CHICAGO, March 7 (Reuters) - The fatal wee-hours car race that sent a 2002 Ford Mustang careening into a major oil pipeline in Illinois at the weekend was a freak occurance, although vehicular accidents have caused other pipeline spills.
The accident occurred in an industrial zone of New Lenox township south of Chicago after the car, apparently racing with another, spun out of control and smashed through a chain-link fence before ramming into the pipeline operated by Enbridge Inc. , spilling 20,000 gallons of crude oil.
Preliminary reports indicated that driver of the Mustang was racing a 2006 Chevy Trailblazer, and both were “traveling at a high rate of speed,” said Kathy Hoffmeyer of the Will County Sheriff’s office that investigated the accident.
The accident was rare but not unprecedented.
Pipeline incidents involving vehicles other than excavators working in the area totaled 2.2 percent of 10,276 such incidents reported to the Department of Transportation’s Pipeline and Hazardous Materials Safety Administration (PHMSA) from 1992 to 2011, according to the agency’s data.
Those incidents were responsible for 13 of a total 384 fatalities, the data show. The biggest cause of fatalities was excavation near pipelines, accounting for 38 percent.
Carl Weimer, executive director of Pipeline Safety Trust, a nonprofit advocacy group that promotes fuel transportation safety, said there should be better safety standards governing how closely a pipeline can be sited near a busy road, but he did not see any particular remedies that would have prevented the accident in New Lennox.

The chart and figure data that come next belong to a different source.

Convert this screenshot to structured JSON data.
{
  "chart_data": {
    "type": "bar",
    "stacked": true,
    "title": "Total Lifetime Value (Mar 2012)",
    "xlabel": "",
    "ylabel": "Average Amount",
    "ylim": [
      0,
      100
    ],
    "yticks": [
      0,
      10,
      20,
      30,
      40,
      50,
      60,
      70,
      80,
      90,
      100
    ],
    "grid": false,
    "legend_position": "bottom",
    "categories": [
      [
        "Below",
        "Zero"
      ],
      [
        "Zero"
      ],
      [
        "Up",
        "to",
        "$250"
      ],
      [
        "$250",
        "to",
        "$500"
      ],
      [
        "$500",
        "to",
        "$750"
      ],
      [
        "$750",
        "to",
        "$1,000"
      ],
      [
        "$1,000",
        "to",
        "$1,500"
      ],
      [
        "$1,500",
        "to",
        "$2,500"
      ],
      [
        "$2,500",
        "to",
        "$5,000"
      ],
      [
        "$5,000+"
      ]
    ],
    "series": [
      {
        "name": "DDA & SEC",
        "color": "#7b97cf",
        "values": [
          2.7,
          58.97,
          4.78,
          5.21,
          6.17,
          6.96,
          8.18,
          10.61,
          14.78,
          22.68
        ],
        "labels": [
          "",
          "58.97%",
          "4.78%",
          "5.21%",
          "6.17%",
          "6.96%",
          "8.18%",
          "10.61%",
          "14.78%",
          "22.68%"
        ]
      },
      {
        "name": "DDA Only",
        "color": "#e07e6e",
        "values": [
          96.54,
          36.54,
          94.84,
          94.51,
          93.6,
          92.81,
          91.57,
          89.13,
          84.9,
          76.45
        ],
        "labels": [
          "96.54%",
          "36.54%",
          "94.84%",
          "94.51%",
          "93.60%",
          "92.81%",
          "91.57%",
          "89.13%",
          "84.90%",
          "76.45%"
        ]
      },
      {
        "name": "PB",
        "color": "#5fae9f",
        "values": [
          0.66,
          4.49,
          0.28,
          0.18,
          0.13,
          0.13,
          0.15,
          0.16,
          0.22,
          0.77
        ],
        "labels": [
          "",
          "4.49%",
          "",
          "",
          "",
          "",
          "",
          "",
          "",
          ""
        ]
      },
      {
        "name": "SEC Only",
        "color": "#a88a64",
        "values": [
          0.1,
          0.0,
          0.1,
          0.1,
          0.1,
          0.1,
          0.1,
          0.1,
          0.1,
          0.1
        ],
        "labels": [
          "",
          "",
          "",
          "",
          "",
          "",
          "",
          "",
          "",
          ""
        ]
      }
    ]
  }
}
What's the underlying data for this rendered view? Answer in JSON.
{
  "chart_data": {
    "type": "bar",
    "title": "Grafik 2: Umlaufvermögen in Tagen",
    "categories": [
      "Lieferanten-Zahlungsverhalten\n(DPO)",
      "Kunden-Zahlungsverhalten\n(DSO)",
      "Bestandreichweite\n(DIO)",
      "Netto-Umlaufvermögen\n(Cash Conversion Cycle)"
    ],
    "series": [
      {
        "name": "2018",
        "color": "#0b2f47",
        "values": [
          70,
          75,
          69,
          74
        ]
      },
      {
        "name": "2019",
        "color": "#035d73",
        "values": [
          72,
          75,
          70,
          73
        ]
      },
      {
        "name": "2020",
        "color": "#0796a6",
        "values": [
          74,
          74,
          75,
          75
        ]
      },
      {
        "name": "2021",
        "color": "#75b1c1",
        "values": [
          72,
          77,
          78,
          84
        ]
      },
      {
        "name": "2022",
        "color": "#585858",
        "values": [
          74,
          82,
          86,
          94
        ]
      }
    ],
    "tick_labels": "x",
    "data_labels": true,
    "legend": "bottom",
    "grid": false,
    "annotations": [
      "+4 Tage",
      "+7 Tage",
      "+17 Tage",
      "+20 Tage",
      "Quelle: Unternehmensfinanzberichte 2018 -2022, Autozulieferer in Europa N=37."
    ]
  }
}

“This accident is kind of an anomaly,” Weimar said.
New Lenox Fire Chief Jon Mead, one of the first to arrive at the scene, said the vehicle hit an area of the pipeline used to launch remotely controled mechanical devices called pigs that check the pipes for safety or clean them.
“There was fire everywhere,” he said. He worked alongside about 20 firefighters and three tankers with 3,000 gallons of water each to fight the fire. “There were puddles of fire.”
“A fire at the pipeline that size is a rarity. We had it under control in about half an hour and it was put out after two hours,” said Mead, a 30-year veteran of the department.
The clean-up operations were continuing around the clock, with boxes of contaminated soil being removed from the scene on Wednesday, while nearby wells and air quality were being monitored, said Maggie Carson of the Illinois Environmental Protection Agency.